The performances of McCain and Clinton followed their defeats in the Iowa caucuses, where Clinton placed third and McCain fourth. McCain’s victory was the fruit of a meticulous and dogged turnaround effort; his second bid for the White House was in tatters last summer because of weak fundraising and a blurred political message, leading him to fire senior advisers and refocus his energy on New Hampshire.
Clinton’s victory came after her advisers had lowered expectations with talk of missteps in strategy and concern about Obama’s momentum coming out of the Iowa caucuses.
Several New Hampshire women, some of them undecided until Tuesday, said in interviews that a galvanizing moment in the race had been Clinton’s unusual display of emotion on Monday, when her eyes filled with tears and her voice cracked as she described the pressures of the race and her goals for the nation.
“As voters began to see the choice they have and heard Hillary speak from her heart, they came back to her,” said Mark Penn, Clinton’s chief strategist.
Obama leaves New Hampshire with political support that is still considerable, after his victory in Iowa and his growing support in the nominating contests ahead. Clinton had been struggling to stop Obama, turning on Tuesday to new advisers to shore up her campaign team, and both of them are strongly positioned heading into the Nevada caucuses on Jan. 19 and the South Carolina primary days afterward.
McCain’s victory dealt another serious blow to Mitt Romney, the former governor of neighboring Massachusetts. Romney campaigned hard and spent heavily as he sought wins in Iowa and New Hampshire, only to come up short in both states. McCain, after watching television reports of his victory in his Nashua hotel room, took congratulatory calls from Romney and Mike Huckabee, the former Arkansas governor. He then went downstairs to declare victory.

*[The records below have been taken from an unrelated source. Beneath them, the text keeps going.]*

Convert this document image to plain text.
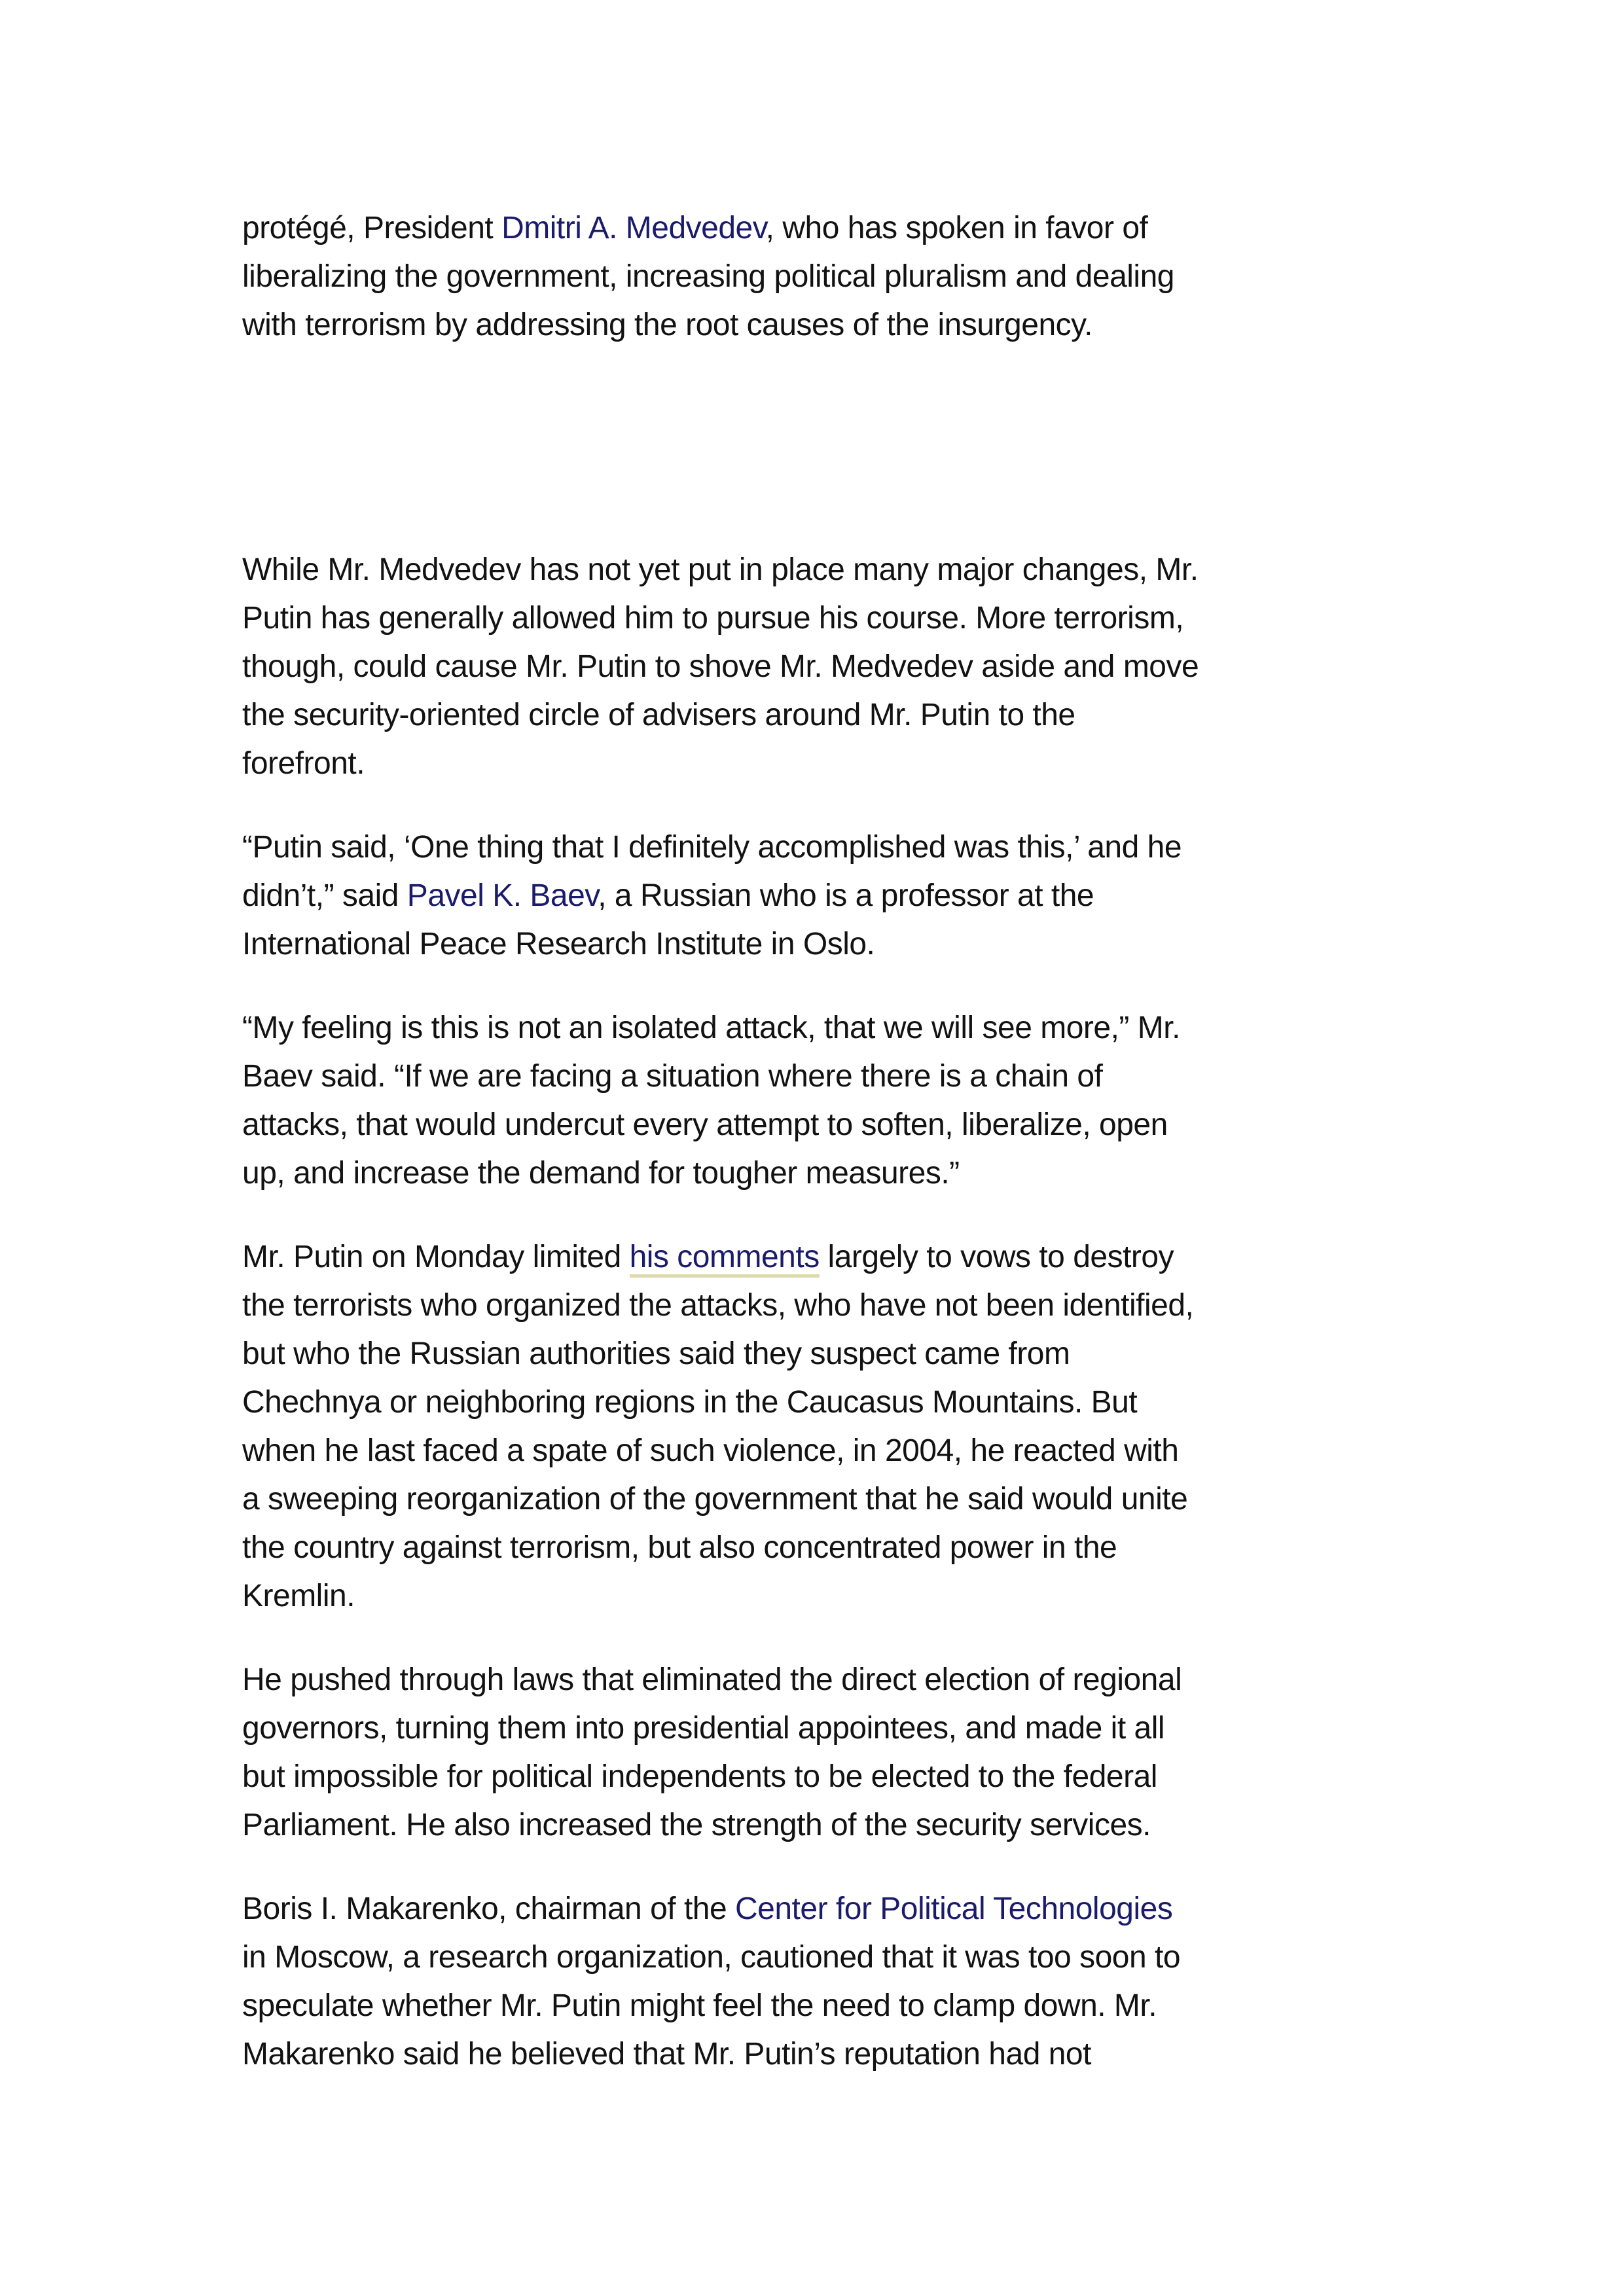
protégé, President Dmitri A. Medvedev, who has spoken in favor of
liberalizing the government, increasing political pluralism and dealing
with terrorism by addressing the root causes of the insurgency.
While Mr. Medvedev has not yet put in place many major changes, Mr.
Putin has generally allowed him to pursue his course. More terrorism,
though, could cause Mr. Putin to shove Mr. Medvedev aside and move
the security-oriented circle of advisers around Mr. Putin to the
forefront.
“Putin said, ‘One thing that I definitely accomplished was this,’ and he
didn’t,” said Pavel K. Baev, a Russian who is a professor at the
International Peace Research Institute in Oslo.
“My feeling is this is not an isolated attack, that we will see more,” Mr.
Baev said. “If we are facing a situation where there is a chain of
attacks, that would undercut every attempt to soften, liberalize, open
up, and increase the demand for tougher measures.”
Mr. Putin on Monday limited his comments largely to vows to destroy
the terrorists who organized the attacks, who have not been identified,
but who the Russian authorities said they suspect came from
Chechnya or neighboring regions in the Caucasus Mountains. But
when he last faced a spate of such violence, in 2004, he reacted with
a sweeping reorganization of the government that he said would unite
the country against terrorism, but also concentrated power in the
Kremlin.
He pushed through laws that eliminated the direct election of regional
governors, turning them into presidential appointees, and made it all
but impossible for political independents to be elected to the federal
Parliament. He also increased the strength of the security services.
Boris I. Makarenko, chairman of the Center for Political Technologies
in Moscow, a research organization, cautioned that it was too soon to
speculate whether Mr. Putin might feel the need to clamp down. Mr.
Makarenko said he believed that Mr. Putin’s reputation had not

To cheers of “Mac is back,” McCain told supporters Tuesday night, “My friends, you know I’m past the age when I can claim the noun ‘kid,’ no matter what adjective precedes it. But tonight, we’ve sure showed them what a comeback looks like.”
Surveys of voters leaving the polls showed Obama particularly strong among male voters, young people and independents. Obama advisers said he was poised to leave New Hampshire with a competitive edge in South Carolina, where they expect the heavily black electorate to rally around his bid to become the nation’s first black president.
Yet Obama, like Mrs. Clinton, has devoted considerable financial resources to Iowa and New Hampshire, and his advisers said they plan to spend carefully in the coming contests. He is scheduled to hold a major fundraiser on Wednesday night in Manhattan — Clinton’s home turf — and intends to make new requests for donations from online donors and major party figures.